Film

Review: Keeping Loneliness at Bay in Anything

In his second feature, Anything, actor-turned-director Timothy McNeil shows that he has the ability to tell a fairly simple story with complexity and grace. Although not a great film by any measure, Anything has a sweet heart and actually dares to present a character from the deep South who isn’t instantly judgmental or closed minded.

The great John Carroll Lynch plays Early Landry, a Mississippi man whose wife has recently died in a car accident. The two had known each other since they were children, and his heartbreak is so severe that he attempts to take his own life in the aftermath of her death.

Without any discussion, his sister Laurette (Maura Tierney) shows up to take Early back to L.A. with her, so she can look after him with her husband and teenage son, Jack (Tanner Buchanan). Feeling like he needs a little space and time away from his well-meaning sister, Early finds a small apartment in a sketchy Hollywood neighborhood. He meets a few of the other residents, including a downstairs couple he befriends, but it’s his next-door neighbor in whom he takes a real interest.

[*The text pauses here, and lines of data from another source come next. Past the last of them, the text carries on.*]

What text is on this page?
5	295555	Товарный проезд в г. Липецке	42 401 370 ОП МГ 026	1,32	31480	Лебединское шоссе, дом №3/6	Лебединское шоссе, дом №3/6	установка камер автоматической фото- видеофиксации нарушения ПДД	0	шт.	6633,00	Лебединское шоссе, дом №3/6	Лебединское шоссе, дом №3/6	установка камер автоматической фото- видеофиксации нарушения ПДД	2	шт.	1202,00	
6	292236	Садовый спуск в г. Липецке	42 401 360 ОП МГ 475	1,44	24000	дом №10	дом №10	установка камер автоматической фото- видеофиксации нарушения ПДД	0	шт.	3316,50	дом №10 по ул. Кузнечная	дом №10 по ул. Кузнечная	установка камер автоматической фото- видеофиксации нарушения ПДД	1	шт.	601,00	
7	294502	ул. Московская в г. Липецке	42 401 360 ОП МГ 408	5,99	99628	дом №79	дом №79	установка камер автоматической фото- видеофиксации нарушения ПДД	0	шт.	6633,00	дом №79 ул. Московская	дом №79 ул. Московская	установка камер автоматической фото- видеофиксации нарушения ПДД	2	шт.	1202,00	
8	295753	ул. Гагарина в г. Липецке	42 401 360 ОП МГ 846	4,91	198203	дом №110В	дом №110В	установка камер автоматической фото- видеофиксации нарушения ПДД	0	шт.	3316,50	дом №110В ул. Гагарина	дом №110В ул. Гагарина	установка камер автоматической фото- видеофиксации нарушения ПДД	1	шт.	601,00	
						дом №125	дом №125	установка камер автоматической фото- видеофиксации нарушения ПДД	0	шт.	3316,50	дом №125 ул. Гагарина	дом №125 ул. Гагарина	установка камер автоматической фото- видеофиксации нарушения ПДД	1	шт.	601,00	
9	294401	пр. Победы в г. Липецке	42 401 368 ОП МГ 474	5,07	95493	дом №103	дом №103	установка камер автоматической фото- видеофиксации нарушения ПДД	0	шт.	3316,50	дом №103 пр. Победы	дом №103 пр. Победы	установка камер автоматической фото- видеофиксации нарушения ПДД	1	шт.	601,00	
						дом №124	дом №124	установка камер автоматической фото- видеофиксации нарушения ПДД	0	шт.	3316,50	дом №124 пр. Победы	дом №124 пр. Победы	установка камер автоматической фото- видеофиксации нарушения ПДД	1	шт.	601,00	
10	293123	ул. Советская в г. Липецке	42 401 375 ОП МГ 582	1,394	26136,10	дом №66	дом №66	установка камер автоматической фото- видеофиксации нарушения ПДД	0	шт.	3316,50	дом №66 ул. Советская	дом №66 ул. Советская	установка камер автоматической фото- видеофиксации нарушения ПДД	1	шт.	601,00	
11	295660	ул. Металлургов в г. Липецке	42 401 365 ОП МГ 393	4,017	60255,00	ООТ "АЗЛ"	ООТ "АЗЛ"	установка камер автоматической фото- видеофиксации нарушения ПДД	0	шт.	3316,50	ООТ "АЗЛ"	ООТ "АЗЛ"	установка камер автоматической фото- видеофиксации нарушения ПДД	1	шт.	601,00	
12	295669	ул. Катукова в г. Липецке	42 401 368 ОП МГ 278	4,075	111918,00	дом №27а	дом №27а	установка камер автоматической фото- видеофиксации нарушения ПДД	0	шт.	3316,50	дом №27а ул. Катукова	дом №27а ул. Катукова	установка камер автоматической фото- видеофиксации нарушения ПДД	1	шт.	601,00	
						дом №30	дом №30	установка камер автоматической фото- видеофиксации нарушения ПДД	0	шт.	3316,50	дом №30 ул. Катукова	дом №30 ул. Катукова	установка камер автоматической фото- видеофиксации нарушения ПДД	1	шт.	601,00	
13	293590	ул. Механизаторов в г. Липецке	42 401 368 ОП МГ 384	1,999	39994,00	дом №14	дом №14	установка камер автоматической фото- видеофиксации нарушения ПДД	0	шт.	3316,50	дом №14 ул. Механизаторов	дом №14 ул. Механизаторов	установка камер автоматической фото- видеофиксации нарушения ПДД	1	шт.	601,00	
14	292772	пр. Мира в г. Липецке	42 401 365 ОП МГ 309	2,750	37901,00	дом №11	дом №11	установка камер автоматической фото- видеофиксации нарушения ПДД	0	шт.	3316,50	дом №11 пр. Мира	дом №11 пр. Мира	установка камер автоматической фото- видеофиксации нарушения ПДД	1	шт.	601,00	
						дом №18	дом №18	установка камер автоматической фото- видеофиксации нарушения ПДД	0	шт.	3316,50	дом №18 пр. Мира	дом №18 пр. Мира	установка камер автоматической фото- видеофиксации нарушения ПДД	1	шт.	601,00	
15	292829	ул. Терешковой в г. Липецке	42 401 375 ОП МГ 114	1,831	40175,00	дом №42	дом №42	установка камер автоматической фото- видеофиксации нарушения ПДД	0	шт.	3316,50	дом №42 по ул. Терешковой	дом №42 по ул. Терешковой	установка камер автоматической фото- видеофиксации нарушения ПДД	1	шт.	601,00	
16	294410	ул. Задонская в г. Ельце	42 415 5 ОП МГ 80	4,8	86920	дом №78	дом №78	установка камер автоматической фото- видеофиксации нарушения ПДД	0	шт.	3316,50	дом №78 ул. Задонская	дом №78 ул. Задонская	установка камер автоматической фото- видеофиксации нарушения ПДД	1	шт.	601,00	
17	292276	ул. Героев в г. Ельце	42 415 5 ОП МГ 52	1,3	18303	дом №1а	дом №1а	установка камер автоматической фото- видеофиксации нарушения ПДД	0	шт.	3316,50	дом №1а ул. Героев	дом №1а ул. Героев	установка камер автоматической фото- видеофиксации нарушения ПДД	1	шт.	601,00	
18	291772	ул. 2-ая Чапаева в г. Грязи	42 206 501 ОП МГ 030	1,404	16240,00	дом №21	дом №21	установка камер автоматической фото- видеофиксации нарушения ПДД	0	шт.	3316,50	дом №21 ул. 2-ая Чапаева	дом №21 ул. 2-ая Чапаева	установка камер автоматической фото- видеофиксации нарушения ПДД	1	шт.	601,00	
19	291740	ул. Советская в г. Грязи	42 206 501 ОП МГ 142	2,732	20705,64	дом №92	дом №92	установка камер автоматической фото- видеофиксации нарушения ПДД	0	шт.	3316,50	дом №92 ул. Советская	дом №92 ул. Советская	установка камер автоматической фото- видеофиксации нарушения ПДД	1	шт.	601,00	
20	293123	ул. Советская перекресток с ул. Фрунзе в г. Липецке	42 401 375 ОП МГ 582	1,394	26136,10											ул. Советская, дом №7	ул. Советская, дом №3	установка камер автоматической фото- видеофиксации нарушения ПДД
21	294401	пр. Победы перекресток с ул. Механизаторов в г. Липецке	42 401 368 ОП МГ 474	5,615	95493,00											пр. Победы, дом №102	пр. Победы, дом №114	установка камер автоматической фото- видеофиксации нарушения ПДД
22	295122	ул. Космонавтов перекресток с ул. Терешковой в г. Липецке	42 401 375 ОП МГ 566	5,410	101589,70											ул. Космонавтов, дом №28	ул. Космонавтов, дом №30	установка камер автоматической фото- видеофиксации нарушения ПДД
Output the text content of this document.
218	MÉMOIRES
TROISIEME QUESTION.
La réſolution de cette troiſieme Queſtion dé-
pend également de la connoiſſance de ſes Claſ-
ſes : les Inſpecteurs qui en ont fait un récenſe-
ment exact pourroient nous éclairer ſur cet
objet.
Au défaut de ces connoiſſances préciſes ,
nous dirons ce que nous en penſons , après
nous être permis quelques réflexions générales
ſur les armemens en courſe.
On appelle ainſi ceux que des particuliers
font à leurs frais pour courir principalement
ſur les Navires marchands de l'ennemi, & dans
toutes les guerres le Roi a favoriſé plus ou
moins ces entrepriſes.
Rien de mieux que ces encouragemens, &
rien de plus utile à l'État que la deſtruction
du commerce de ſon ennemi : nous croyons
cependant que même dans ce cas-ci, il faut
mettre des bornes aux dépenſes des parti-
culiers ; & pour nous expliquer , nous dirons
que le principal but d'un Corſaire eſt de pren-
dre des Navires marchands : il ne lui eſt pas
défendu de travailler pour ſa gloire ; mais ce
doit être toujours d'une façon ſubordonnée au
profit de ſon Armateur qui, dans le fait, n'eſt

Freda Von Rhenburg (Matt Bomer) is a transgender woman, sex worker, pain pill addict, who opens up Early’s world and mind in ways he never could have anticipated. One of the charms Anything is that Freda finds Early’s perfect Southern gentleman persona just as much of a curiosity as he find her. They test each other’s limits but ultimately land on forming a close friendship that isn’t as much about attraction as it is mutual respect for the other.

Predictably, their bond is tested when he finally invites his sister and her family over for dinner to meet Freda, and things don’t go well (although the nephew loves how quickly his uncle fits right into the Hollywood lifestyle). Thankfully, the fact that Early is a fairly rich man (thanks to his wife’s insurance and selling his home in Mississippi) doesn’t really come into play in the story; I would have hated to see this interesting relationship reduced by some lame story about Freda trying to rip off her new friend.

Anything doesn’t attempt to solve anyone’s deep-seated problem or pain by the presence of this new friendship, and it leaves things fairly opened ended about the future of Early and Freda’s relationship. Is this a love story? Perhaps, but that comes later, if at all. In the end, the movie is about two lonely people finding each other and attempting to be a little less alone. There is still some value in that, I believe.

The film opens Friday for a weeklong run at Facets Cinémathèque.